When you start on a spiritual journey, what you don’t realize is that most of the journey is about going back to prior versions of yourself and picking them up for the ride that is your life. It’s about seeing, and re-seeing, your past, to say, I accept who I was then. It is about bringing all your prior selves together into one harmonious person who you are today.

I say this not to scare you, but to prepare you for this blast from the past that most of us undergo once we set an intent to do the inner work to heal ourselves. What happens is that your prior conduct comes forward so that you can deal with it. And often, the thing you need the most is forgiveness. Of yourself.

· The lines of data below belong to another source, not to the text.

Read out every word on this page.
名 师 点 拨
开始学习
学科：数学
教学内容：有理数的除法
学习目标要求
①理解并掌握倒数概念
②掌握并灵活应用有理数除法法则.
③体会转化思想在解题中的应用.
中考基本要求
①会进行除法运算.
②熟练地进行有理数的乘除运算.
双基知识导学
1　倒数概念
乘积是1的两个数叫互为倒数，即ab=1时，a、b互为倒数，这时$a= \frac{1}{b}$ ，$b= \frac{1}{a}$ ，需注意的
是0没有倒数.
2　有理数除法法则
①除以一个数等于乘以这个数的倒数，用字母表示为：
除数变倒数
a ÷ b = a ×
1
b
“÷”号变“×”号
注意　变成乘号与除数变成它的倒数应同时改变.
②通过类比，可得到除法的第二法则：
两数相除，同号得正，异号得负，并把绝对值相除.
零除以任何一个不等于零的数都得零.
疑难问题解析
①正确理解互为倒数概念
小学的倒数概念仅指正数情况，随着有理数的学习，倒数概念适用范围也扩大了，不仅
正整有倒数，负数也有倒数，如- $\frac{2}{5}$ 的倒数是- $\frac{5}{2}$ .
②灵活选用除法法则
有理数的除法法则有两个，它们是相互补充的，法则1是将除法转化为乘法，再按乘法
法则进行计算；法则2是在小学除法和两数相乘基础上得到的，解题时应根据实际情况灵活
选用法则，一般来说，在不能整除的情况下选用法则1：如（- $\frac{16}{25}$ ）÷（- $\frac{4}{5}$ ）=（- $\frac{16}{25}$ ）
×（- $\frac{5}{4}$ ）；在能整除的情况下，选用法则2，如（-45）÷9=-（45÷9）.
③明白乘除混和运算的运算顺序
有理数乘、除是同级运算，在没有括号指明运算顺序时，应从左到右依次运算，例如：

Many of us carry shame and blame long after we have been forgiven because we think that’s what we are supposed to do. I disagree.

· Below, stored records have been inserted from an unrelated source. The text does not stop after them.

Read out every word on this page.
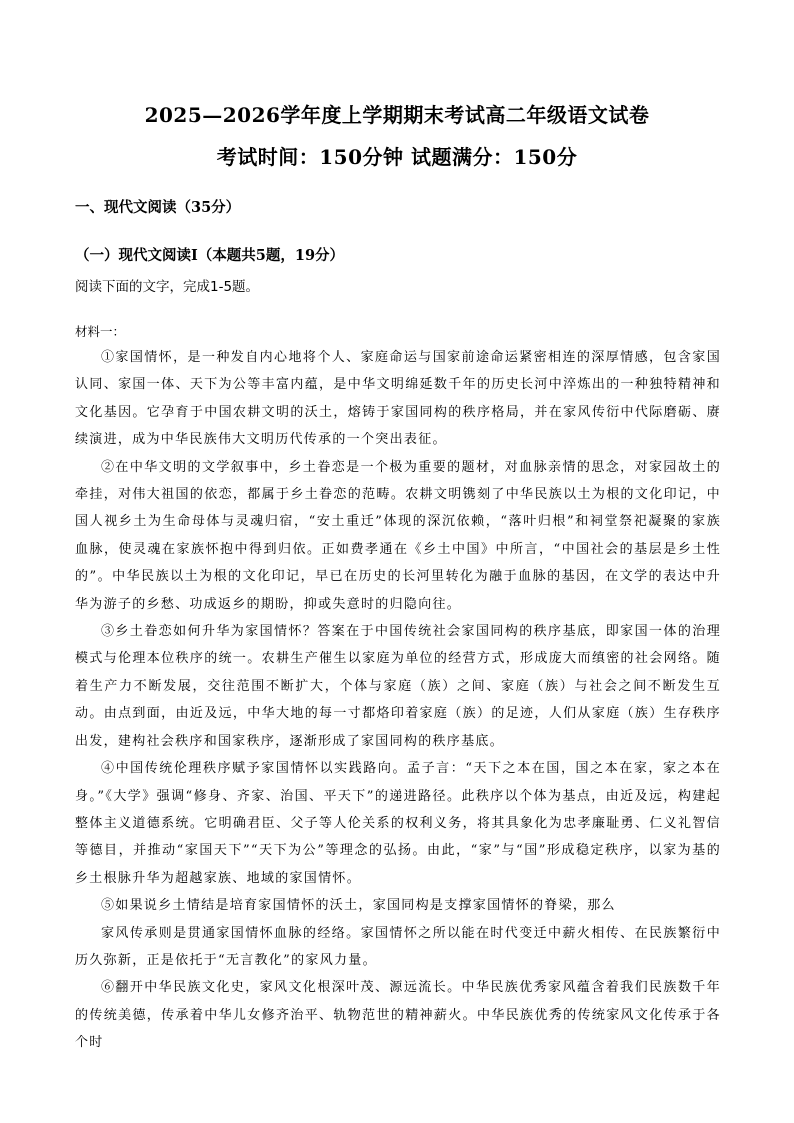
2025—2026学年度上学期期末考试高二年级语文试卷
考试时间：150分钟 试题满分：150分
一、现代文阅读（35分）
（一）现代文阅读Ⅰ（本题共5题，19分）

阅读下面的文字，完成1-5题。

材料一：

①家国情怀，是一种发自内心地将个人、家庭命运与国家前途命运紧密相连的深厚情感，包含家国认同、家国一体、天下为公等丰富内蕴，是中华文明绵延数千年的历史长河中淬炼出的一种独特精神和文化基因。它孕育于中国农耕文明的沃土，熔铸于家国同构的秩序格局，并在家风传衍中代际磨砺、赓续演进，成为中华民族伟大文明历代传承的一个突出表征。

②在中华文明的文学叙事中，乡土眷恋是一个极为重要的题材，对血脉亲情的思念，对家园故土的牵挂，对伟大祖国的依恋，都属于乡土眷恋的范畴。农耕文明镌刻了中华民族以土为根的文化印记，中国人视乡土为生命母体与灵魂归宿，“安土重迁”体现的深沉依赖，“落叶归根”和祠堂祭祀凝聚的家族血脉，使灵魂在家族怀抱中得到归依。正如费孝通在《乡土中国》中所言，“中国社会的基层是乡土性的”。中华民族以土为根的文化印记，早已在历史的长河里转化为融于血脉的基因，在文学的表达中升华为游子的乡愁、功成返乡的期盼，抑或失意时的归隐向往。

③乡土眷恋如何升华为家国情怀？答案在于中国传统社会家国同构的秩序基底，即家国一体的治理模式与伦理本位秩序的统一。农耕生产催生以家庭为单位的经营方式，形成庞大而缜密的社会网络。随着生产力不断发展，交往范围不断扩大，个体与家庭（族）之间、家庭（族）与社会之间不断发生互动。由点到面，由近及远，中华大地的每一寸都烙印着家庭（族）的足迹，人们从家庭（族）生存秩序出发，建构社会秩序和国家秩序，逐渐形成了家国同构的秩序基底。

④中国传统伦理秩序赋予家国情怀以实践路向。孟子言：“天下之本在国，国之本在家，家之本在身。”《大学》强调“修身、齐家、治国、平天下”的递进路径。此秩序以个体为基点，由近及远，构建起整体主义道德系统。它明确君臣、父子等人伦关系的权利义务，将其具象化为忠孝廉耻勇、仁义礼智信等德目，并推动“家国天下”“天下为公”等理念的弘扬。由此，“家”与“国”形成稳定秩序，以家为基的乡土根脉升华为超越家族、地域的家国情怀。

⑤如果说乡土情结是培育家国情怀的沃土，家国同构是支撑家国情怀的脊梁，那么

家风传承则是贯通家国情怀血脉的经络。家国情怀之所以能在时代变迁中薪火相传、在民族繁衍中历久弥新，正是依托于“无言教化”的家风力量。

⑥翻开中华民族文化史，家风文化根深叶茂、源远流长。中华民族优秀家风蕴含着我们民族数千年的传统美德，传承着中华儿女修齐治平、轨物范世的精神薪火。中华民族优秀的传统家风文化传承于各个时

Many of us carry shame and blame long after we have been forgiven because we think that’s what we are supposed to do. I disagree. I think the point of forgiveness is to free us of the binds that held us tight, so there is no reason for you to carry your unforgiveness of yourself as a badge of honor.

That’s what some folks do. They say, I could never forgive myself for that. Or, I just can’t bring myself to a place of letting go. When we use these words, we tie ourselves to the idea that forgiveness has a cost. That by forgiving we are doing something wrong. That by forgiving, we allow the prior conduct to be repeated.

Forgiveness, I have found, has no down side. It also has no limits. There is no upper limit on the amount of forgiveness, or the number of times I can forgive. There aren’t even any rules around forgiveness. You either forgive, or you don’t.

When I frame forgiveness as a binary transaction, I am better equipped to say, well of course I choose forgiveness, over unforgiveness. When I see it as an either-or choice, I am more likely to forgive. When I see it as something that is free, I tap this resource at will.

We all have pasts. We all have past conduct that we aren’t proud of. We all have a history that we would prefer not to revisit. My advice? Practice forgiving yourself for your past, and loving yourself as you are. Honestly. Just sit with your past, and then say, I forgive myself. This is the quickest way to move forward.

Note that this isn’t about painting over the past. This is about you moving on, when an issue has run its course. It’s about you being willing to say, I love and accept myself, and my past, and I am ready to move forward.

Over and over, this path of forgiveness plays out in front of us. It is a choice. Will I hold myself back, or set myself up for success? I hope the choice for you is easy. Whatever your past, practice forgiving yourself as a way of integrating your past.